I smile at Rafe and lean back into Grant when he wraps an arm around my waist. “Yeah, I’m ready.” Grant kisses my cheek and ushers me to follow Rafe. It’s nice being between my men. I feel the weight of the room’s attention on us but it’s fine, because nothing can touch me with Rafe and Grant acting as a shield. It’s like being in a bubble with them in front and behind me. Rafe holds a hand back to me and I slip my hand into his. We turn down a hallway and I have to grab the flowing skirts swirling around my legs to make sure I don’t trip. Though, even if I did, I know the weight of Grant’s hand on my hip would catch me.
The light in the hallway is soft and golden. There are heavy dark wood doors on either side of the hall and when a door opens, I catch sight of a couple dining together at a beautifully made up table. Dark roses and gleaming china shine between them while a server uncorks a bottle of champagne with a flourish. I smile at the sight. A romantic dinner with Rafe and Grant without another soul is the perfect anniversary gift when I’ve already been given so much by the men I love.

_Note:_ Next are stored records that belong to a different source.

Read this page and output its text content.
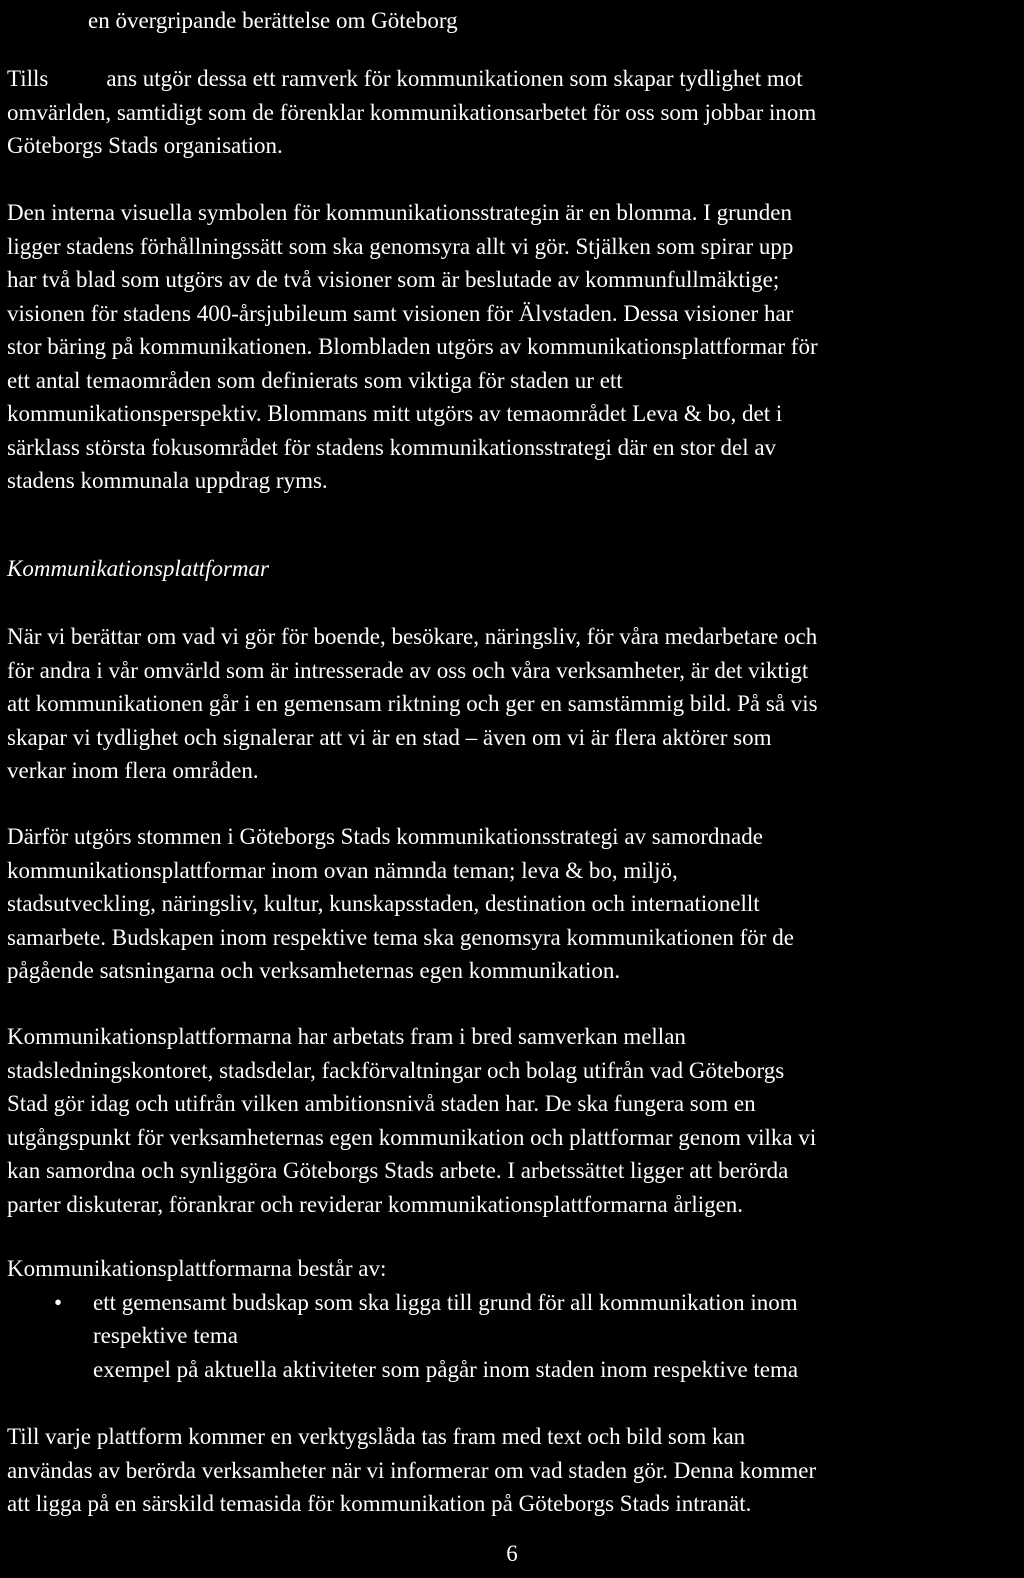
en övergripande berättelse om Göteborg
Tills	ans utgör dessa ett ramverk för kommunikationen som skapar tydlighet mot
omvärlden, samtidigt som de förenklar kommunikationsarbetet för oss som jobbar inom
Göteborgs Stads organisation.
Den interna visuella symbolen för kommunikationsstrategin är en blomma. I grunden
ligger stadens förhållningssätt som ska genomsyra allt vi gör. Stjälken som spirar upp
har två blad som utgörs av de två visioner som är beslutade av kommunfullmäktige;
visionen för stadens 400-årsjubileum samt visionen för Älvstaden. Dessa visioner har
stor bäring på kommunikationen. Blombladen utgörs av kommunikationsplattformar för
ett antal temaområden som definierats som viktiga för staden ur ett
kommunikationsperspektiv. Blommans mitt utgörs av temaområdet Leva & bo, det i
särklass största fokusområdet för stadens kommunikationsstrategi där en stor del av
stadens kommunala uppdrag ryms.
Kommunikationsplattformar
När vi berättar om vad vi gör för boende, besökare, näringsliv, för våra medarbetare och
för andra i vår omvärld som är intresserade av oss och våra verksamheter, är det viktigt
att kommunikationen går i en gemensam riktning och ger en samstämmig bild. På så vis
skapar vi tydlighet och signalerar att vi är en stad – även om vi är flera aktörer som
verkar inom flera områden.
Därför utgörs stommen i Göteborgs Stads kommunikationsstrategi av samordnade
kommunikationsplattformar inom ovan nämnda teman; leva & bo, miljö,
stadsutveckling, näringsliv, kultur, kunskapsstaden, destination och internationellt
samarbete. Budskapen inom respektive tema ska genomsyra kommunikationen för de
pågående satsningarna och verksamheternas egen kommunikation.
Kommunikationsplattformarna har arbetats fram i bred samverkan mellan
stadsledningskontoret, stadsdelar, fackförvaltningar och bolag utifrån vad Göteborgs
Stad gör idag och utifrån vilken ambitionsnivå staden har. De ska fungera som en
utgångspunkt för verksamheternas egen kommunikation och plattformar genom vilka vi
kan samordna och synliggöra Göteborgs Stads arbete. I arbetssättet ligger att berörda
parter diskuterar, förankrar och reviderar kommunikationsplattformarna årligen.
Kommunikationsplattformarna består av:
• ett gemensamt budskap som ska ligga till grund för all kommunikation inom
respektive tema
exempel på aktuella aktiviteter som pågår inom staden inom respektive tema
Till varje plattform kommer en verktygslåda tas fram med text och bild som kan
användas av berörda verksamheter när vi informerar om vad staden gör. Denna kommer
att ligga på en särskild temasida för kommunikation på Göteborgs Stads intranät.
6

Rafe doesn’t slow his steps to enter any of the rooms, though. “Where are we going?” I ask when we end up at the end of the hallway. There are no doors here, just a wall with a fancy mirror hanging in front of us in an ornate frame. It’s as tall as the wall and almost as wide but there’s nothing else there. I look behind me at Grant and he gives me a reassuring smile. He nods his head at Rafe.
“Just watch, sweetheart.”
I bite my lip but nod and do what he says.
Rafe slides his hand along the mirror. There’s a click and a second later the mirror slides to the side and I’m staring at an elevator.
“Holy shit,” I whisper.
Rafe motions for me to enter. “After you,” he says with a slight bow and I giggle as Grant guides me into the elevator. If it were anyone but them I’d suggest we go back to the bar but I don’t. Because it is them. I can trust them. So I get into the secret elevator.
“Why does this feel like a spy movie all of a sudden?” I ask when the doors slide shut and the elevator starts moving. It feels like we’re going down but I can’t tell. There are no lights or buttons, or even numbers telling me what floor we are going to.
Grant rubs his knuckles against mine. “It’s very exclusive. It used to be a speakeasy during prohibition. The owners kept some of its more secretive aspects functional.”